IL TERZO LIBRO è Le favole nuove di Livio Santoro (Edicola, pp. 93, euro 12), ventotto quasi apologhi, microstorie che reclamano di essere riconosciute come un nuovo racconto della nascita. Prevalentemente in uno scenario fantastico, toccato anzi da una tentazione fantasy, l’azione di straniamento viene condotta anche tramite le parole, con uso di varietà sinonimica, pure di parole rare o semplicemente desuete, da esigere spesso un vocabolario.
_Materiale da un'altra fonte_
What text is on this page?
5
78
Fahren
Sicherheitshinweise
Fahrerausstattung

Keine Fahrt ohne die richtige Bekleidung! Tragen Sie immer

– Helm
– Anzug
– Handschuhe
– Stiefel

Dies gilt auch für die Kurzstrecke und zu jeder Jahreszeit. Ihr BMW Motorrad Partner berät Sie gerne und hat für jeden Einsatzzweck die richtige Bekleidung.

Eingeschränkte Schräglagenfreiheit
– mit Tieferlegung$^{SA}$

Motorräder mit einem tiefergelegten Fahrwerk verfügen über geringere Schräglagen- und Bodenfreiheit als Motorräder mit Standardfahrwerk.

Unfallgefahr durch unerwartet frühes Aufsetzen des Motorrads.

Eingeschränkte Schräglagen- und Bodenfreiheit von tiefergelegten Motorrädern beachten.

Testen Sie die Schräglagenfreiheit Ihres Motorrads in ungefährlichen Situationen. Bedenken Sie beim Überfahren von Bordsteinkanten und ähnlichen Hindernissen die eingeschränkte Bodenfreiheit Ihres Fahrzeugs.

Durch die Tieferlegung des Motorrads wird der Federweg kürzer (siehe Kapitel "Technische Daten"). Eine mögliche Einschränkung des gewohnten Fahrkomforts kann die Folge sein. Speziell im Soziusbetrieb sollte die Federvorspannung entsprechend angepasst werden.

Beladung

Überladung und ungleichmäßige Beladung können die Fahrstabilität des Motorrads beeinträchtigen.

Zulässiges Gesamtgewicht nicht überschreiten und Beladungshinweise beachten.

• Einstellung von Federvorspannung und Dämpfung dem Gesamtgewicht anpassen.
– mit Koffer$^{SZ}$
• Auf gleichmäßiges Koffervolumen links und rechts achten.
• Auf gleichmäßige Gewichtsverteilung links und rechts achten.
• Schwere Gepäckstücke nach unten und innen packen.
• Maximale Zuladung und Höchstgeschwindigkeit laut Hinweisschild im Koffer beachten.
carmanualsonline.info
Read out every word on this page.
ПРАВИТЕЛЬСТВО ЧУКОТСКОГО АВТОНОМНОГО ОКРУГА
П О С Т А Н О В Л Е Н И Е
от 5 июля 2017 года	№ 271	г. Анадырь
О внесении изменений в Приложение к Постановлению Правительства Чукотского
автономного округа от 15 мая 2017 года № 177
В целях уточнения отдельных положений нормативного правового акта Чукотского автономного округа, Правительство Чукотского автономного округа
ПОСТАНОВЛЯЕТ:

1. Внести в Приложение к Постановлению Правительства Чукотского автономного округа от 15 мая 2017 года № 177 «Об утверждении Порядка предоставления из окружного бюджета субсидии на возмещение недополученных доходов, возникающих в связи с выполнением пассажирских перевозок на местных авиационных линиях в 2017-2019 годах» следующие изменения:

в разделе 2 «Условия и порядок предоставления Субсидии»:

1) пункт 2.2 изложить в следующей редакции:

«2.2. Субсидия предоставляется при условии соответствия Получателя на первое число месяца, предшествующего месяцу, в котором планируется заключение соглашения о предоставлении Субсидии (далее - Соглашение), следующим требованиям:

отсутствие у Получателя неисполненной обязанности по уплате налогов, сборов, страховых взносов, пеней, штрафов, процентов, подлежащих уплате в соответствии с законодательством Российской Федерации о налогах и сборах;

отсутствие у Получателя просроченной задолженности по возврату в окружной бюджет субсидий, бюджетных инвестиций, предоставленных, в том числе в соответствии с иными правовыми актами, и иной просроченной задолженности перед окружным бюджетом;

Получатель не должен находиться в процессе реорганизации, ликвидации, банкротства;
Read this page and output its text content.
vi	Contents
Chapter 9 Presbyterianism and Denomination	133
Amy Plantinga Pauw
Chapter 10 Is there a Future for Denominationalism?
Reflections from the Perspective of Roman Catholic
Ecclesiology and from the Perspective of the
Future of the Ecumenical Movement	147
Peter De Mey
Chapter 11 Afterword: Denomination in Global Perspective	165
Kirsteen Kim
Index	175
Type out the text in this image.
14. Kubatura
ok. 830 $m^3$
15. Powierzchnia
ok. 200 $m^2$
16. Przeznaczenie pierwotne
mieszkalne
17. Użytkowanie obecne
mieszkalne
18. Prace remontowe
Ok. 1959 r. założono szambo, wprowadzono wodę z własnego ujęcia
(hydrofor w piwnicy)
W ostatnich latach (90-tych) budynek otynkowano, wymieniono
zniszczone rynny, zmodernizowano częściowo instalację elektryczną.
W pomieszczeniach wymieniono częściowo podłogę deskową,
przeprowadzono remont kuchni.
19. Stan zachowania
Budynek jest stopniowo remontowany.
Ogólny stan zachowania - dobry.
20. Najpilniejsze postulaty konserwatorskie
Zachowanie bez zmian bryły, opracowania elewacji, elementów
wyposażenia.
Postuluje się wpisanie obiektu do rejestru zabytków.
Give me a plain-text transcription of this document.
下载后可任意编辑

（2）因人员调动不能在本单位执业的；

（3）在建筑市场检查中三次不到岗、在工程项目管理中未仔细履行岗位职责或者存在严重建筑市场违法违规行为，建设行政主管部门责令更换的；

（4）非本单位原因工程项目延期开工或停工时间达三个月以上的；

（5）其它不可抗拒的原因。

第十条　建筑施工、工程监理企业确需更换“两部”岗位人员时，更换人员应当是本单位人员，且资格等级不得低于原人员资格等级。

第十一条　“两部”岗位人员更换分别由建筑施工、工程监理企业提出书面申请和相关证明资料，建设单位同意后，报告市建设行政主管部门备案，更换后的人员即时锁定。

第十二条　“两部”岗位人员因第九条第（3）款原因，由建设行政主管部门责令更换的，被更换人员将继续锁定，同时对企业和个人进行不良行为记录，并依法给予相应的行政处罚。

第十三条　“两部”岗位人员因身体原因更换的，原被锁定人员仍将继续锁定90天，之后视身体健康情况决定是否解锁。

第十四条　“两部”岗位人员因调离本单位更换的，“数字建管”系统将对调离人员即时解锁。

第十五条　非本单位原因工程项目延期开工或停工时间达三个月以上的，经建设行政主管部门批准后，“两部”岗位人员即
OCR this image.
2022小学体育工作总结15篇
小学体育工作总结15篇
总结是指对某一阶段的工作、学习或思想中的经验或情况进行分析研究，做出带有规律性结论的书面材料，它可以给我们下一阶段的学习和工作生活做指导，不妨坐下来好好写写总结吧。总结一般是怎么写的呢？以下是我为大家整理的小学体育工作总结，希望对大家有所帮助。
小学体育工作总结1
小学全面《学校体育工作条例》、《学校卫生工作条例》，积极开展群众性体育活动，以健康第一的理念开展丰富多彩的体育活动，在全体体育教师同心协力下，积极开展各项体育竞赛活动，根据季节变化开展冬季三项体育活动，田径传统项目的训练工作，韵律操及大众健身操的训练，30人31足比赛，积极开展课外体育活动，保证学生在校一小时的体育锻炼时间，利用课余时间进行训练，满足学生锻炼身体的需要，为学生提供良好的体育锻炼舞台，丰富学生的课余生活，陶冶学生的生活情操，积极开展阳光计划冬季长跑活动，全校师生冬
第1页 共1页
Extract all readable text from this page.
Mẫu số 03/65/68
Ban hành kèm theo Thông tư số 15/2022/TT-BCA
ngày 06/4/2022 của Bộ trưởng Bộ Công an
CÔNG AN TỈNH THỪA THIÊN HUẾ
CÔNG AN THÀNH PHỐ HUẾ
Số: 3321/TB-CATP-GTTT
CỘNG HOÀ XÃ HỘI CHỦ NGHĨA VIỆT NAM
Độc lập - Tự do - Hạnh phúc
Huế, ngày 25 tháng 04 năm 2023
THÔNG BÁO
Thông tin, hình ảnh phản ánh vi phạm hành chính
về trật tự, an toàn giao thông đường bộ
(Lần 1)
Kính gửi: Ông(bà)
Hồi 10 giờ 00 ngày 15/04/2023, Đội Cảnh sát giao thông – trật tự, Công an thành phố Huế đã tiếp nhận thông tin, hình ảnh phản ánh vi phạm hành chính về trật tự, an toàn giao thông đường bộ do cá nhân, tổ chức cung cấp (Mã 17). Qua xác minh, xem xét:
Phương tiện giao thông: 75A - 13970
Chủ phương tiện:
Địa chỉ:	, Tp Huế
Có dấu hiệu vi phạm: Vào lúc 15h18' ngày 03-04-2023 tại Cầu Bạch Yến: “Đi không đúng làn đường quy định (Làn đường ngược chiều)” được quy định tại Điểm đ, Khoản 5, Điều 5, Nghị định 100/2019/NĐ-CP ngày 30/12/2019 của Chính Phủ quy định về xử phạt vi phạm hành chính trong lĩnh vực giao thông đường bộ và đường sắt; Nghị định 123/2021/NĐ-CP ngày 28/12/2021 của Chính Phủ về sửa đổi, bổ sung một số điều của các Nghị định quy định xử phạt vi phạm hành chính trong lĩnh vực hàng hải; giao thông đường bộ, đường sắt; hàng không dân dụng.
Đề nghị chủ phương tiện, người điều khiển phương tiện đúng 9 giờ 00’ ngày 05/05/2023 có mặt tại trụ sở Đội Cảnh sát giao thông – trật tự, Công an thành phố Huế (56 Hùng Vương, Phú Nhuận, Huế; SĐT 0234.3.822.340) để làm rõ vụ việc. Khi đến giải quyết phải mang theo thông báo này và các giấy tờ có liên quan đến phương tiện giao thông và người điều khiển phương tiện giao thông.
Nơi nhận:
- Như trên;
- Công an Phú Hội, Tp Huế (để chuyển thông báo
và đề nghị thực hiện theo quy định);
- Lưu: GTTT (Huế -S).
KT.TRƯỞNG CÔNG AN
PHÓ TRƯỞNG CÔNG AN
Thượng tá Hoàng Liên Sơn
Nell’abbraccio affettuoso con una creatura indefinita, «la bestia», pelosa, con vari arti animali, il volto semi-umano e una casupola per abitazione, nasce il bisogno di riformulare l’immaginario narrativo, tentativo di neo-fondazione della memoria.

Il tratto più forte, benché non unico, è certo l’audacia di abolire, nella genesi delle cose, il limite tra organico e inorganico: corpi che diventano montagne, fuoco che solidifica in carni; anche la soglia dello specismo è varcato, tramite il trucco della metamorfosi o della relazione simbiotica tra esseri; non mancano fantasie su riti e costumi sociali che governano questo mondi plasmatici e magmatici.

Forse non val neppure la pena di chiedersi cosa spinga a tali audacie, di per sé accoglienti e affascinanti per quanto o proprio perché tanto stranianti. E pure è difficile, al di là di una certa ambizione a sottrarsi al dicibile quotidiano, individuare gli effetti di queste pratiche narrative. Ma qualsiasi effetto sortiranno, lo faranno di certo inconsciamente, invisibilmente e senza ragioni.